Updated Feb 4 2019, David Moore.
This code as-is runs an O(n^2) CUDA simulation on 10,000 particles. Galaxy1.txt is a galaxy of 100,000 particles, and "nSkip" is set to 10 in kernel.cu, meaning every tenth particle is taken and its mass is multiplied by ten.
To run, extract all files into a directory. Open up terminal and cd into the directory. Then type "make run". This will:
- Create the "out" directory.
- Compile kernel.cu into an nbody executable
- run ./nbody, which outputs 30 .bmp files
- use convert to put the bitmaps into a .gif
~50 lines of kernel.cu are CUDA code, the rest is C++. ImageUtil.cpp and ImageUtil.h are some low-quality utilities I wrote for outputting images. I do NOT recommend that you use them for your projects, but they can be useful for debugging. It's better to plot in matlab or python like usual.
The source code file kernel.cu
was written while trying to simplify three separate resources:
1. GPU Gems 3 chapter 21 (the chapter/book is available online)
2. The CUDA nbody sample project, located on the lab computers at /Developer/NVIDIA/CUDA-10.0/samples/5_Simulations/nbody/
.
3. The book CUDA By Example, which I highly recommend.

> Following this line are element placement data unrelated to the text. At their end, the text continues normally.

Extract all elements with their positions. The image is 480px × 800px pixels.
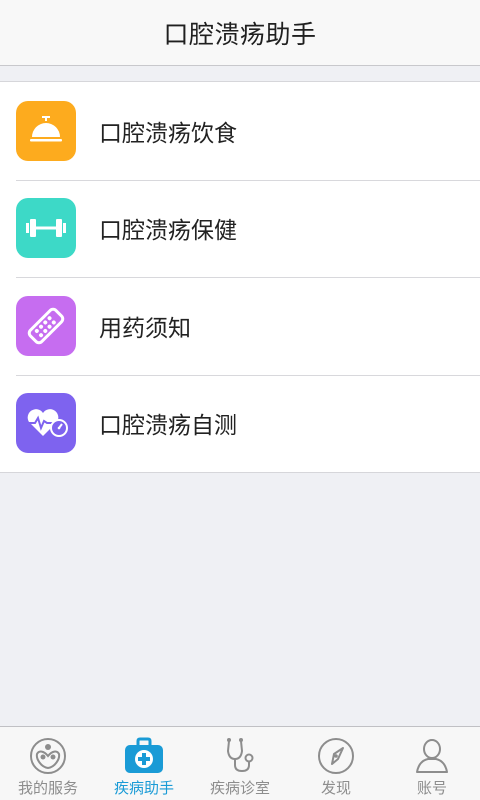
tab-my-services[interactable]: 我的服务 <box>0 727 96 800</box>
tab-disease-assistant[interactable]: 疾病助手 <box>96 727 192 800</box>
menu-item-self-test[interactable]: 口腔溃疡自测 <box>0 374 480 473</box>
service-bell-icon <box>16 100 76 161</box>
menu-item-medication[interactable]: 用药须知 <box>0 277 480 375</box>
menu-label: 口腔溃疡饮食 <box>99 120 237 147</box>
menu-label: 口腔溃疡保健 <box>99 218 237 245</box>
stethoscope-icon <box>220 736 260 776</box>
dumbbell-icon <box>16 198 76 259</box>
menu-item-care[interactable]: 口腔溃疡保健 <box>0 179 480 278</box>
tab-label: 疾病诊室 <box>209 779 270 797</box>
compass-icon <box>316 736 356 776</box>
page-title: 口腔溃疡助手 <box>163 19 317 49</box>
tab-label: 账号 <box>416 779 447 797</box>
heart-rate-icon <box>16 393 76 454</box>
tab-label: 疾病助手 <box>113 779 174 797</box>
tab-clinic[interactable]: 疾病诊室 <box>192 727 288 800</box>
tab-discover[interactable]: 发现 <box>288 727 384 800</box>
pill-icon <box>16 295 76 356</box>
menu-item-diet[interactable]: 口腔溃疡饮食 <box>0 82 480 180</box>
services-icon <box>28 736 68 776</box>
tab-bar: 我的服务 疾病助手 疾病诊室 发现 账号 <box>0 726 480 800</box>
tab-label: 发现 <box>320 779 351 797</box>
menu-label: 口腔溃疡自测 <box>99 413 237 440</box>
menu-list: 口腔溃疡饮食 口腔溃疡保健 用药须知 口腔溃疡自测 <box>0 81 480 473</box>
tab-label: 我的服务 <box>17 779 78 797</box>
menu-label: 用药须知 <box>99 315 191 342</box>
nav-bar: 口腔溃疡助手 <box>0 0 480 66</box>
medical-kit-icon <box>124 736 164 776</box>
user-icon <box>412 736 452 776</box>
tab-account[interactable]: 账号 <box>384 727 480 800</box>
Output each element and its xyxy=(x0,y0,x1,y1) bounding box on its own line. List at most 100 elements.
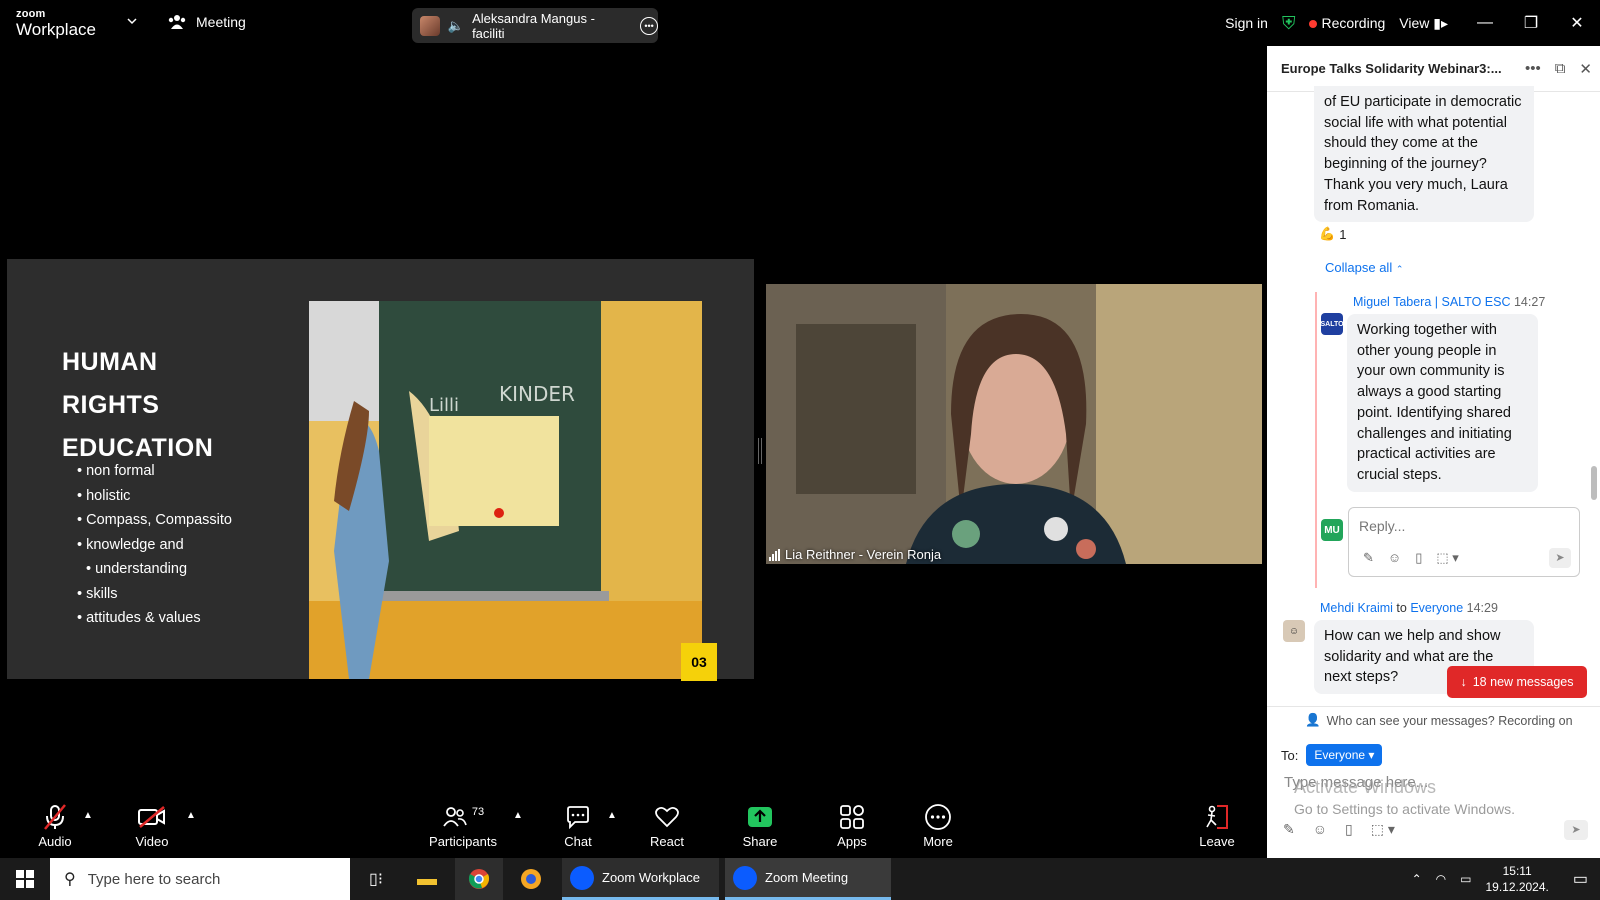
chat-icon xyxy=(567,806,589,829)
flexed-biceps-icon: 💪 xyxy=(1319,226,1336,241)
collapse-all-label: Collapse all xyxy=(1325,260,1393,275)
recording-status[interactable]: Recording xyxy=(1309,15,1385,31)
message-header: Mehdi Kraimi to Everyone 14:29 xyxy=(1320,601,1498,615)
board-word: Lilli xyxy=(429,395,459,416)
recipient-row: To: Everyone ▾ xyxy=(1281,744,1383,766)
speaker-name: Aleksandra Mangus - faciliti xyxy=(472,10,595,41)
audio-options-caret-icon[interactable]: ▲ xyxy=(83,810,93,821)
chevron-down-icon: ▾ xyxy=(1368,748,1375,762)
leave-button[interactable]: Leave xyxy=(1195,802,1239,849)
slide-bullet: skills xyxy=(77,582,232,607)
windows-logo-icon xyxy=(16,870,34,888)
popout-icon[interactable]: ⧉ xyxy=(1555,60,1566,78)
restore-button[interactable]: ❐ xyxy=(1508,13,1554,33)
react-label: React xyxy=(650,834,684,849)
chevron-down-icon[interactable] xyxy=(127,16,137,26)
chat-label: Chat xyxy=(564,834,592,849)
screenshot-icon[interactable]: ⬚ ▾ xyxy=(1371,821,1395,838)
task-view-icon[interactable]: ▯⁝ xyxy=(352,858,400,900)
my-avatar: MU xyxy=(1321,519,1343,541)
taskbar-app-zoom-meeting[interactable]: Zoom Meeting xyxy=(725,858,891,900)
format-icon[interactable]: ✎ xyxy=(1283,821,1295,838)
new-messages-button[interactable]: ↓ 18 new messages xyxy=(1447,666,1587,698)
participant-name-label: Lia Reithner - Verein Ronja xyxy=(769,547,941,562)
participants-count: 73 xyxy=(471,806,485,818)
reply-input[interactable]: Reply... ✎ ☺ ▯ ⬚ ▾ ➤ xyxy=(1348,507,1580,577)
more-button[interactable]: More xyxy=(918,802,958,849)
participant-video-tile[interactable]: Lia Reithner - Verein Ronja xyxy=(766,284,1262,564)
audio-button[interactable]: Audio xyxy=(34,802,76,849)
more-options-icon[interactable]: ••• xyxy=(640,16,658,35)
message-visibility-notice[interactable]: 👤 Who can see your messages? Recording o… xyxy=(1267,706,1600,734)
speaker-avatar xyxy=(420,15,440,36)
activate-windows-subtext: Go to Settings to activate Windows. xyxy=(1294,801,1515,817)
taskbar-app-zoom-workplace[interactable]: Zoom Workplace xyxy=(562,858,719,900)
title-bar: zoom Workplace Meeting 🔈 Aleksandra Mang… xyxy=(0,0,1600,46)
browser-icon[interactable] xyxy=(507,858,555,900)
apps-button[interactable]: Apps xyxy=(832,802,872,849)
participants-icon xyxy=(443,807,467,827)
emoji-icon[interactable]: ☺ xyxy=(1313,821,1327,838)
minimize-button[interactable]: — xyxy=(1462,14,1508,32)
sign-in-link[interactable]: Sign in xyxy=(1225,15,1268,31)
logo-small: zoom xyxy=(16,8,46,20)
chat-scrollbar[interactable] xyxy=(1591,466,1597,500)
windows-taskbar: ⚲ Type here to search ▯⁝ ▬ Zoom Workplac… xyxy=(0,858,1600,900)
participants-button[interactable]: 73 Participants xyxy=(425,802,501,849)
message-time: 14:29 xyxy=(1466,601,1498,615)
start-button[interactable] xyxy=(0,858,50,900)
slide-bullet: attitudes & values xyxy=(77,606,232,631)
recipient-value: Everyone xyxy=(1314,748,1366,762)
recipient-dropdown[interactable]: Everyone ▾ xyxy=(1306,744,1383,766)
meeting-menu[interactable]: Meeting xyxy=(168,14,246,30)
active-speaker-pill[interactable]: 🔈 Aleksandra Mangus - faciliti ••• xyxy=(412,8,658,43)
send-icon[interactable]: ➤ xyxy=(1564,820,1588,840)
chrome-icon[interactable] xyxy=(455,858,503,900)
leave-door-icon xyxy=(1206,805,1228,829)
participants-options-caret-icon[interactable]: ▲ xyxy=(513,810,523,821)
slide-title-line: HUMAN xyxy=(62,348,158,376)
view-menu[interactable]: View ▮▸ xyxy=(1399,15,1448,32)
zoom-icon xyxy=(570,865,594,890)
file-icon[interactable]: ▯ xyxy=(1415,550,1422,566)
close-chat-icon[interactable]: ✕ xyxy=(1579,60,1592,78)
chat-options-caret-icon[interactable]: ▲ xyxy=(607,810,617,821)
recording-label: Recording xyxy=(1321,15,1386,31)
taskbar-search[interactable]: ⚲ Type here to search xyxy=(50,858,350,900)
meeting-label: Meeting xyxy=(196,14,246,30)
new-messages-label: 18 new messages xyxy=(1472,675,1574,689)
wifi-icon[interactable]: ◠ xyxy=(1436,872,1446,886)
chat-more-icon[interactable]: ••• xyxy=(1525,60,1541,78)
clock[interactable]: 15:11 19.12.2024. xyxy=(1485,863,1548,895)
chat-button[interactable]: Chat xyxy=(558,802,598,849)
close-window-button[interactable]: ✕ xyxy=(1554,13,1600,33)
emoji-icon[interactable]: ☺ xyxy=(1388,550,1401,566)
file-icon[interactable]: ▯ xyxy=(1345,821,1353,838)
split-view-handle[interactable] xyxy=(758,438,762,464)
audio-label: Audio xyxy=(38,834,72,849)
to-label: To: xyxy=(1281,747,1299,763)
sender-name[interactable]: Miguel Tabera | SALTO ESC xyxy=(1353,295,1511,309)
slide-title: HUMAN RIGHTS EDUCATION xyxy=(62,341,213,470)
screenshot-icon[interactable]: ⬚ ▾ xyxy=(1436,550,1458,566)
format-icon[interactable]: ✎ xyxy=(1363,550,1374,566)
thread-indicator xyxy=(1315,292,1317,588)
reply-send-icon[interactable]: ➤ xyxy=(1549,548,1571,568)
video-off-icon xyxy=(138,806,165,828)
sender-name[interactable]: Mehdi Kraimi xyxy=(1320,601,1393,615)
notifications-icon[interactable]: ▭ xyxy=(1573,869,1588,889)
tray-overflow-icon[interactable]: ⌃ xyxy=(1412,872,1422,886)
recipient-name: Everyone xyxy=(1410,601,1464,615)
view-icon: ▮▸ xyxy=(1433,14,1448,31)
security-shield-icon[interactable]: ⛨ xyxy=(1282,13,1296,34)
video-button[interactable]: Video xyxy=(130,802,174,849)
share-screen-icon xyxy=(748,807,772,827)
video-options-caret-icon[interactable]: ▲ xyxy=(186,810,196,821)
collapse-all-link[interactable]: Collapse all ⌃ xyxy=(1325,260,1403,275)
battery-icon[interactable]: ▭ xyxy=(1460,872,1471,886)
shared-slide: HUMAN RIGHTS EDUCATION non formal holist… xyxy=(7,259,754,681)
react-button[interactable]: React xyxy=(645,802,689,849)
reaction-badge[interactable]: 💪 1 xyxy=(1319,226,1346,242)
share-button[interactable]: Share xyxy=(738,802,782,849)
file-explorer-icon[interactable]: ▬ xyxy=(403,858,451,900)
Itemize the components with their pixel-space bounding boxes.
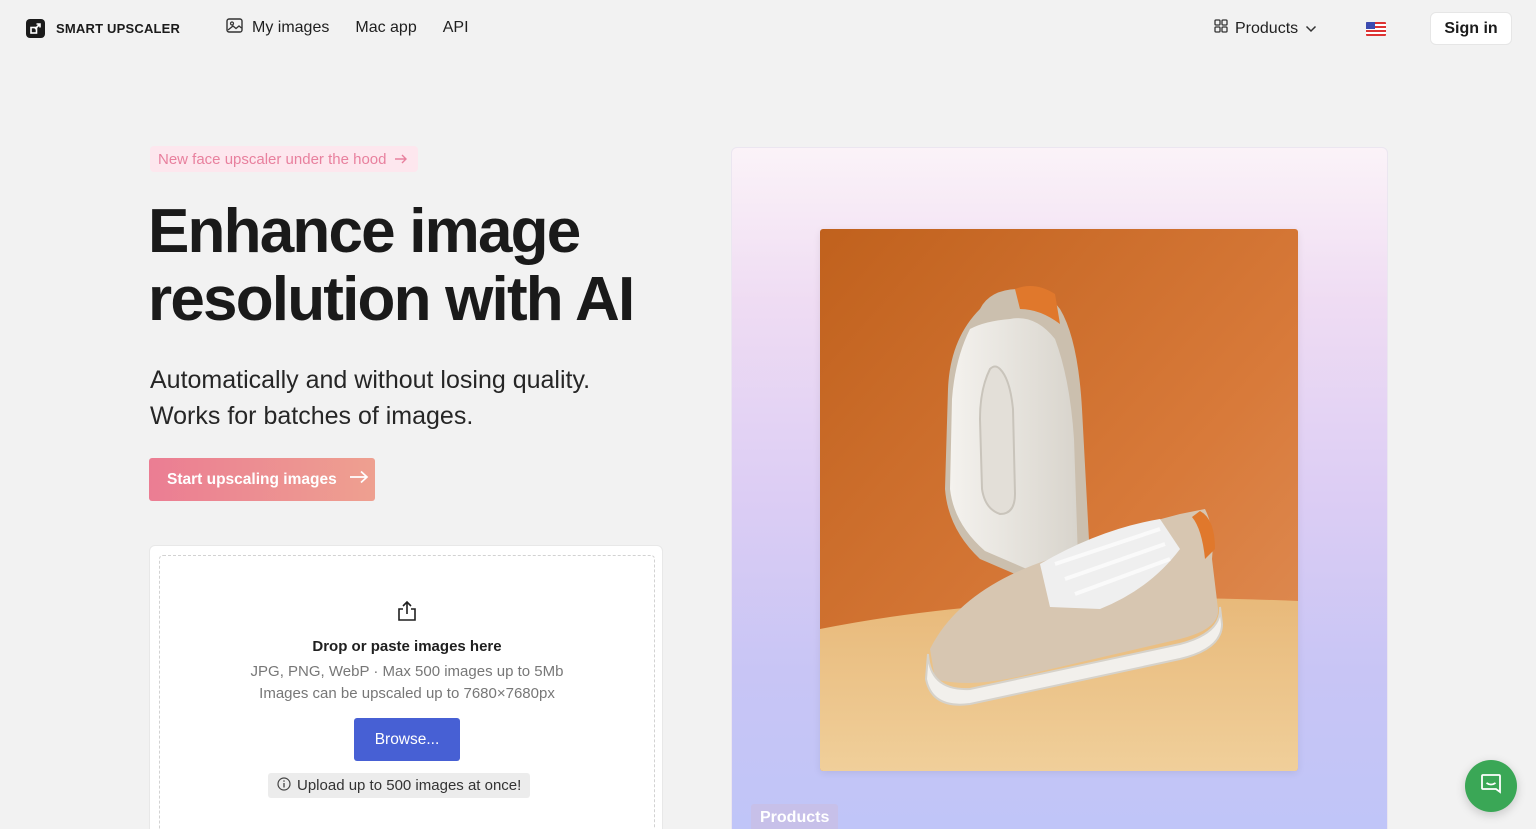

I also heavily commented the makefile detailing some of its inner workings, so please read it if makefiles seem intimidating!
galaxy1.txt is some galaxy with a dark matter halo generated by the Kuijken and Dubinski code. The first 50,000 particles are baryonic matter, the second 50,000 are dark matter. Blue particles are Baryonic, red are dark matter.